A white noise filled his ears, a void that spread from a sound in his head to a huge empty space in his gut, like someone had scooped out his insides and left him hollow.
“Lexi? Are you there? ”
She’d cut him off. He didn’t actually see a brick wall, so maybe it was simply their emotions keeping them from connecting, but this was different than the other times they’d been unable to connect. This felt final. Like a limb had been chopped off.
And he’d give anything to have it back.
“Are you there?”
Nothing but a white emptiness.
To say she was stunned would be a ludicrous understatement. His sudden disconnect had come as a fist to her solar plexus, bending her double and forcing a choked, gasping sob from her.
What just happened?
She fell onto her knees in the middle of her bedroom, crying in huge gulps, her hands futilely trying to keep pace with her tears and snot, though the more she wiped, the more they kept coming.
“Gideon, come back! I haven’t said no yet. Let’s talk about it. I’ll come over there. Do you want me to come over there? To talk?”
But there was nothing. Actually, it was worse than nothing. She didn’t see a brick wall, but maybe that had been a figure of speech, because she felt his absence in the most tangible, solid way, like her insides had been scooped out and she was left as a hollow shell. She folded into a fetal position on the floor, gripping the carpet and shaking.

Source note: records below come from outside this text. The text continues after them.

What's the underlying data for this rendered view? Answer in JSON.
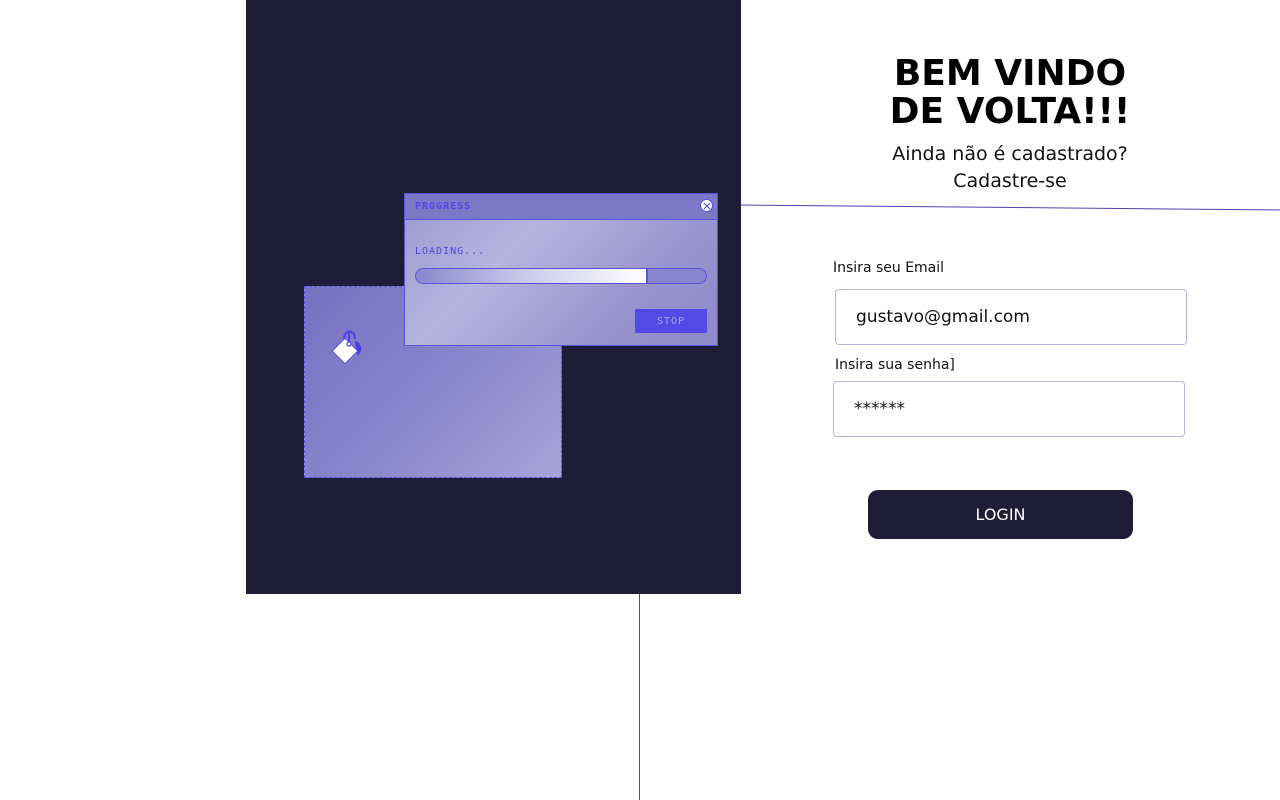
{
  "illustration": {
    "progress_window": {
      "title": "PROGRESS",
      "status_text": "LOADING...",
      "progress_fraction": 0.8,
      "stop_label": "STOP",
      "close_icon": "close-icon"
    },
    "paint_bucket_icon": "paint-bucket-icon",
    "colors": {
      "panel_background": "#1e1c37",
      "accent": "#5249e6",
      "window_fill": "#8a84cc"
    }
  },
  "login": {
    "title": "BEM VINDO DE VOLTA!!!",
    "signup_question": "Ainda não é cadastrado?",
    "signup_link": "Cadastre-se",
    "email": {
      "label": "Insira seu Email",
      "value": "gustavo@gmail.com"
    },
    "password": {
      "label": "Insira sua senha]",
      "value": "******"
    },
    "login_button": "LOGIN",
    "colors": {
      "button_background": "#1e1c37",
      "input_border": "#b7b3e6"
    }
  }
}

After a few minutes, Dexter came over and sniffed around her, lending his furry support. She scooped him up and snuggled him to her chest, his purring helping only the tiniest bit as she carried him into the kitchen. She set him down and then swallowed a glass of water.
Shocked as she was by Gideon’s sudden disconnect, after what she’d seen of his past, she understood. He was hurting and scared, and she couldn’t help him. Because the truth was, she was unprepared to make this life or death decision right now, and he was right, it wasn’t his job to make it for her. Though this was the last possible way she’d ever want to end her relationship with him, she loved him enough to give him the quick amputation he obviously needed.
She picked up her cell and dialed Margot, but got only voicemail. She didn’t bother to leave a message. Instead she went into her bathroom and splashed water on her face. It wasn’t enough. She got into the shower and let hot water pour over her back while she leaned her forehead to the tiled wall and cried. She stood like that, leaning and crying, until the water ran cold.